It hasn’t exactly been a smooth ride since the Mandalay Bay Massacre in 2017, and now we see that casino revenues in coronavirus-struck areas have collapsed…
(Silver Doctors Editors) It hasn’t exactly been a smooth ride for the Las Vegas casino industry over the past few years.
In November, 2017, we reported that tourism had plummeted in Las Vegas, in part because of the mass shooting that happened on October 1st, 2017.
In 2018, Las Vegas casinos reported a net loss of over $1 billion, which is attributed to bankruptcy re-organizations.
So it was already a rough couple of years for the casinos, and after a net revenue profit of $2.055 Billion in 2019, there is talk of 2019 being a turnaround year.
The casino industry would have been feeling optimistic going into 2020, that is, until Covid-19 happened in China, along with the devastation to the casino industry in Macau that followed.
From Zero Hedge (bold added for emphasis):
Just as we saw happen with auto sales in China, Macau’s gaming revenue collapsed in February as a result of China grinding to a halt while the entire country remains mostly in lockdown as a result of the coronavirus spread.
Macau businesses closed for 15 days to help control the spread of the virus, but it cost them. Gross gaming revenue for February was just 3.1 billion patacas ($386.5 million), a 87.8% fall from 2019. Analysts were predicting the pain ahead of time, estimating for a median of a 90% drop, according to Bloomberg.
Macau, the world’s largest gambling hub, had its government suspend casino operations from February 5th to about February 19th. The epicenter was already dealing with falling revenue numbers from 2019 – and this closure just adds insult to injury.
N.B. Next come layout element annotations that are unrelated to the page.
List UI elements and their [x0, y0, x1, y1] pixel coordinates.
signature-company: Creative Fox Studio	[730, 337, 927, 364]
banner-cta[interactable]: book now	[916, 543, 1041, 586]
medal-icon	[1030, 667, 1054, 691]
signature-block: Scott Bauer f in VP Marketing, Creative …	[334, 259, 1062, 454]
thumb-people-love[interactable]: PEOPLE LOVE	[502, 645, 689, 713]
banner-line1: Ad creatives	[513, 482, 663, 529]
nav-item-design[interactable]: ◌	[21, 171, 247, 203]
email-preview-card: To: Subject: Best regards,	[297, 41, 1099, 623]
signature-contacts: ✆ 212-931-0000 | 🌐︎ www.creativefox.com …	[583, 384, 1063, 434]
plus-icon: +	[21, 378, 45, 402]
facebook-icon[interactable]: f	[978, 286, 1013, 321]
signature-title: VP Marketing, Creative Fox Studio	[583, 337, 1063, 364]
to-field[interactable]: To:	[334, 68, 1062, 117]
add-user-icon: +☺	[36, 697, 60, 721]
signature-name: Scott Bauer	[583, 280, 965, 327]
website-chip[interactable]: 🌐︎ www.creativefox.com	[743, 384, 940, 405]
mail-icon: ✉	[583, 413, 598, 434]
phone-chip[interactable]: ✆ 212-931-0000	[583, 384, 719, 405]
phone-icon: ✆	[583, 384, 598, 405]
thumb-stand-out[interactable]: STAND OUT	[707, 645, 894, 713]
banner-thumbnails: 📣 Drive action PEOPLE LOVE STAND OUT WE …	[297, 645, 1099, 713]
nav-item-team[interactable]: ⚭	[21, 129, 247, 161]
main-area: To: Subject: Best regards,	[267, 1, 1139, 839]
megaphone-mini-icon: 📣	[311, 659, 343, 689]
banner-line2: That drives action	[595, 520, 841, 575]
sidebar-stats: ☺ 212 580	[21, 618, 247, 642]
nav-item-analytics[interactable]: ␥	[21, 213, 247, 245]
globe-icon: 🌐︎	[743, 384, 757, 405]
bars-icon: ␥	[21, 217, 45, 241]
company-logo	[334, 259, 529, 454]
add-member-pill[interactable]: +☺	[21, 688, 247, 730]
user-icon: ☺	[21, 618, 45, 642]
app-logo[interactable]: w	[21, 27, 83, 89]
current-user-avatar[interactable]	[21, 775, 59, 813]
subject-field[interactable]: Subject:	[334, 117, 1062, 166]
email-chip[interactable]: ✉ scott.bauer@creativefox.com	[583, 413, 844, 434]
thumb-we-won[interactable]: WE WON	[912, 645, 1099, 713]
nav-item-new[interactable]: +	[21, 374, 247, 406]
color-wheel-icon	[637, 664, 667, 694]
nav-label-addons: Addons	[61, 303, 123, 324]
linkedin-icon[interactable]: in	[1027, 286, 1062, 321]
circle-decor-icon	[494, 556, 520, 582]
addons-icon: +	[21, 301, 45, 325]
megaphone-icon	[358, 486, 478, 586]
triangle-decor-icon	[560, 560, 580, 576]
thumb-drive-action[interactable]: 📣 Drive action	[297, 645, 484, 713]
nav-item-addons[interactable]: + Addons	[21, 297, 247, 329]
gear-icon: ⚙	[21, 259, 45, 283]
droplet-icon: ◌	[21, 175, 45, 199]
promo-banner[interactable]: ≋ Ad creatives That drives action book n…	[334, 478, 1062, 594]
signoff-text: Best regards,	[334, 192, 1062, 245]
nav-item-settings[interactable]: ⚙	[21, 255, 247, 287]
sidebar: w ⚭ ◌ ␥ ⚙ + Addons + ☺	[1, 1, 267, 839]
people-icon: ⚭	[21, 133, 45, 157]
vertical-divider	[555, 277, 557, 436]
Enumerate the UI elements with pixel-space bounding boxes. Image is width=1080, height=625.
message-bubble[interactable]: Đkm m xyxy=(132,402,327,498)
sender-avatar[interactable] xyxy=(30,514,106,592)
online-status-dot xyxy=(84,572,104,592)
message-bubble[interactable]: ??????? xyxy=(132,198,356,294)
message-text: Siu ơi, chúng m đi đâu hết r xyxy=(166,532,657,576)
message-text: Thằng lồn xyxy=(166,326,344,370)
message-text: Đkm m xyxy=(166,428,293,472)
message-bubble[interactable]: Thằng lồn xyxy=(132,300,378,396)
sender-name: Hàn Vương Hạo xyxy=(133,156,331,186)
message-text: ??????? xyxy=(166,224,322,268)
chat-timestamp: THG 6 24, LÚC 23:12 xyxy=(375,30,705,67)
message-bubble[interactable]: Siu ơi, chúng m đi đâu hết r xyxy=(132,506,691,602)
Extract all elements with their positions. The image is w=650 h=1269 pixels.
It was the longest closure on record, second only to a 33 hour shutdown that occurred as a result of a typhoon in 2018.
When business resumed around February 20th, foot traffic at casinos was still weak. China continued to halt visas to Macau and transportation remained restricted.
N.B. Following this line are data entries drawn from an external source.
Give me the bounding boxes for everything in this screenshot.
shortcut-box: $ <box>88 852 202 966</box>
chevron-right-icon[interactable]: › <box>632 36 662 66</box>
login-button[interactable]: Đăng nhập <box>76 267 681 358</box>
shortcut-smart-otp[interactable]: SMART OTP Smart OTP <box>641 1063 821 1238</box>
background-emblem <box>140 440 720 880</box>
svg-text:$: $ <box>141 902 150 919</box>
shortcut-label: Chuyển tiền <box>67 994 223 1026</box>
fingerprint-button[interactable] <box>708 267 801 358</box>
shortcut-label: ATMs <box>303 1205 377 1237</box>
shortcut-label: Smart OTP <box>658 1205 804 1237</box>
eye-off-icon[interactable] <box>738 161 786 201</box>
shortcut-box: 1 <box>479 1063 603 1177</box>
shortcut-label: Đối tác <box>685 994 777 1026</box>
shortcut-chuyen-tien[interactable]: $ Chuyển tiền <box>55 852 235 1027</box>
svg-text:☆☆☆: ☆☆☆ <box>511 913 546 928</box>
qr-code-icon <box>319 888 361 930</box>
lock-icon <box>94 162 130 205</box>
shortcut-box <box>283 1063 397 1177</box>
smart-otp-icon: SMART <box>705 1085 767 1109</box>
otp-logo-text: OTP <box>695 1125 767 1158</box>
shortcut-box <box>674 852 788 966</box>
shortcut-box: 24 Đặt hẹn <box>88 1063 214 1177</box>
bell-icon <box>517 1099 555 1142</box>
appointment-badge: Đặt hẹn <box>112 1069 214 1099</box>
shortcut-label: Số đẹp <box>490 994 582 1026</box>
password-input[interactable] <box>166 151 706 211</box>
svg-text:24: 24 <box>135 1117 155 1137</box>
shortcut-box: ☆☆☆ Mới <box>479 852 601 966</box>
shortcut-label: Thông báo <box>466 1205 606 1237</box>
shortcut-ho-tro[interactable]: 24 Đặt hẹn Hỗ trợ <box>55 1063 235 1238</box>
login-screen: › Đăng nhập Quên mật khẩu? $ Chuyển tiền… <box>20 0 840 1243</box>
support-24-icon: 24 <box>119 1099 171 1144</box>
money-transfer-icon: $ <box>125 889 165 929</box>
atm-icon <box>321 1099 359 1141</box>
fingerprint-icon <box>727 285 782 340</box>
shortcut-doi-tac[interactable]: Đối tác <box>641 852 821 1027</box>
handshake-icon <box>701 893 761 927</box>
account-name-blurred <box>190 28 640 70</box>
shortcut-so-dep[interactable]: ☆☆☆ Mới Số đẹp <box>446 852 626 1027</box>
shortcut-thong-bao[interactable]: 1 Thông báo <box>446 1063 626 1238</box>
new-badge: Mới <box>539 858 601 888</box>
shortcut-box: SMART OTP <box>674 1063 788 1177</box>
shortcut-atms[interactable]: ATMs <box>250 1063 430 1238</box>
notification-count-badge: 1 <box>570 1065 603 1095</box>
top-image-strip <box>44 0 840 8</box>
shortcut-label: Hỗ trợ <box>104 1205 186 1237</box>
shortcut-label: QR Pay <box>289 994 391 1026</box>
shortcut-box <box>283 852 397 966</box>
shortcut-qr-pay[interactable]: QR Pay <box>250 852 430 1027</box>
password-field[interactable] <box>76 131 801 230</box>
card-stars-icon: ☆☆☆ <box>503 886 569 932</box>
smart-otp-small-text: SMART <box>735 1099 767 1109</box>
Here’s a look at the most recent Johns Hopkins Covid-19 tracker, from the 7:33 a.m. update on Tuesday, March 3rd:
Supposedly, there are only ten cases in all of Macau, but the casino industry has still been devastated.
On the one hand, we are talking about China here, which is ground zero for the pandemic, and Macau is one of those “administrative” political areas aligned with China much in the same way that Hong Kong is aligned, only Macau is the Las Vegas of China/Asia, so on the other hand, if the coronavirus pandemic hits Las Vegas, mildly even, would we not see a similar plummet in revenue?
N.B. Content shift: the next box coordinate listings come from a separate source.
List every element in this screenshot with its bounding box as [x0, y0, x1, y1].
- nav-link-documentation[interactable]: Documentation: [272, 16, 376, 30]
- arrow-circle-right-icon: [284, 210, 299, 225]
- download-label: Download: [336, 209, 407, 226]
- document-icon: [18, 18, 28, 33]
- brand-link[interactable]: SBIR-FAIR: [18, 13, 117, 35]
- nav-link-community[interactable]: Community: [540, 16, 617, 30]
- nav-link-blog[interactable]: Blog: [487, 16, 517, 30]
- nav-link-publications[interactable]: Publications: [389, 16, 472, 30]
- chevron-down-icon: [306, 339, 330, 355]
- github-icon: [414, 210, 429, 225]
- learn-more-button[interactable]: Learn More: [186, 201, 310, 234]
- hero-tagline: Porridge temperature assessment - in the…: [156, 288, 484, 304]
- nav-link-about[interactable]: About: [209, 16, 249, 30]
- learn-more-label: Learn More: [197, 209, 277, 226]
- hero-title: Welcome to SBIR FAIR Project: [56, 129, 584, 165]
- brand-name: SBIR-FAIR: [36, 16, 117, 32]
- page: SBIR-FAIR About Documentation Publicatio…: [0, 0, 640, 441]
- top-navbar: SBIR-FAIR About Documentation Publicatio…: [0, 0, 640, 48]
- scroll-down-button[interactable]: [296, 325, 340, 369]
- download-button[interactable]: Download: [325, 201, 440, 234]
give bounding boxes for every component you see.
Nevada is very close to the epicenter of the US spread.
In fact, Nevada shares borders with the states of Oregon, Arizona and California, all of which have confirmed coronavirus cases.
In yesterday’s Silver Doctors Live, we showed what life is like in China in an area where there are active cases of coronavirus, and in particular, we highlighted how shopping malls would simply close down, with only one day of notice given, taped to the front doors of the mall.
We discussed many other things relating to what life will be like in the USA when the number of cases really starts increasing:
Here’s the question: Is the casino industry truly ready for community level spread which could force casinos to abruptly close their doors?
Are casino industry employees ready if employers are forced to shut down?
Is the state of Nevada ready for the loss of revenue?
And that is the difficult balance – having a functioning society amidst a pandemic.
See how there are so many question that are not going to be easy to answer?
Here are two more difficult, uncomfortable, and better-think-these-things-through questions –
Is it possible that Las Vegas received a temporary boost to tourism in January and February as gamblers who would have otherwise gone to Macau or other places instead went to Las Vegas, and could any of those tourists been asymptomatic Covid-19 carriers?
In addition to the impact on the casino industry, do all of the shows and conventions in Las Vegas continue go on at a time when it seems as if travel restrictions are increasing, not decreasing, and rapidly invoked and enforced quarantines may mean a simple vacation ends up being a multi-month nightmare?
This article is an example of some of the problems the various Las Vegas industries will have to solve, and people who have a stake in those industries, as in employees, owners, and visitors, will also have to be prepared to solve those problems as well, but there is an overall point here: No matter where you are, and no matter what you do, we all need to be thinking about the problems we will be facing in the event of community level spread.